Which image file format should I use?
- If it is a photograph then use JPG.
- High color depth and few areas with solid colours.
- If it is a diagram or screenshot then use PNG.
- Large blocks of solid colour and distinct edges.
- If it is a very small image or uses transparency then use GIF.
- IE6 doesn’t support PNG transparency.
Always optimize PNG files with PNGOUT. PNGOUT has command line and Windows GUI versions, as well as a plug-in for the very popular freeware image conversion utility Irfanview. Brief tests I performed shows that PNGOUT does a better optimization job than Adobe ImageReady.

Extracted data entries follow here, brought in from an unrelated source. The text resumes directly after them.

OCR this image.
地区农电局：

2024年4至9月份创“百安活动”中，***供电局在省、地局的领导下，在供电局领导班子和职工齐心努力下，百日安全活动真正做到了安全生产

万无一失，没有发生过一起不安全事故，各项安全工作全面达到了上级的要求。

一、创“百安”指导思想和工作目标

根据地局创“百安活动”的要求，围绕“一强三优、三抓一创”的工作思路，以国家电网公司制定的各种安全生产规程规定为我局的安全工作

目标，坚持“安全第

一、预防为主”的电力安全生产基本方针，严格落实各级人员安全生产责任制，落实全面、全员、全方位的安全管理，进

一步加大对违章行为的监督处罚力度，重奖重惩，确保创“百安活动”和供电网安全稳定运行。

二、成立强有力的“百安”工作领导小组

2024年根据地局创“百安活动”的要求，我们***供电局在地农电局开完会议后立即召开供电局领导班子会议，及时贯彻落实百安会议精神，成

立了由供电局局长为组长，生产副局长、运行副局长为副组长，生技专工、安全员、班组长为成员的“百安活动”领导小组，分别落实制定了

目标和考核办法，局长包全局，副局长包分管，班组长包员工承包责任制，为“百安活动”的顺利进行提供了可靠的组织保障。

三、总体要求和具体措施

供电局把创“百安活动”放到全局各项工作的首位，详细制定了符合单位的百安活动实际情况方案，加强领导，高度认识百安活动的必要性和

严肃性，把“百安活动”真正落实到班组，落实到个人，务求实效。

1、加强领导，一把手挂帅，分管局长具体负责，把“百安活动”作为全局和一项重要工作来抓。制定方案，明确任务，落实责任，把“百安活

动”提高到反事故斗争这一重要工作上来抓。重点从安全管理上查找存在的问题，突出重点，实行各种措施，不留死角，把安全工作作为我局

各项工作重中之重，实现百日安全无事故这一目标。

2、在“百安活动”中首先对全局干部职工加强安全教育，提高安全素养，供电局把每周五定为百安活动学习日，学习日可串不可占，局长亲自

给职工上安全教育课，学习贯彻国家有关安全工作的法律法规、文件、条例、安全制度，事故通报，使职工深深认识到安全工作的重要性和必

A few other freeware PNG optimization tools were mentioned in Jeff’s comments: PNGOptimizer, PNGCrush, PNGQuant, PNGNQ, OptiPNG and AdvPNG (programmers sure do love to reinvent the wheel :) ). PNGOUT is thought to be the best, but I’d like to see a benchmark comparison of all of them.
One anonymous commenter at Jeff’s blog left:
One factor in all of this is the deflate implementation used. OptiPNG uses the standard zlib library while PNGOUT uses Ken Silverman’s proprietary but available-for-free deflate implementation. AdvPNG let’s you recompress the file with 7-Zip’s deflate implementation which is on par with Silverman’s deflate, and it’s open source. It’s best to run AdvPNG after running it through a png optimizer like OptiPNG or PNGOUT.
There’s also the possibility of lossly compressing pngs with PNGNQ (Linux/Mac) or PNGQuant (Cross platform). PNGNQ will give you the best file sizes out of all the utilities mentioned at the cost of a little bit of color information.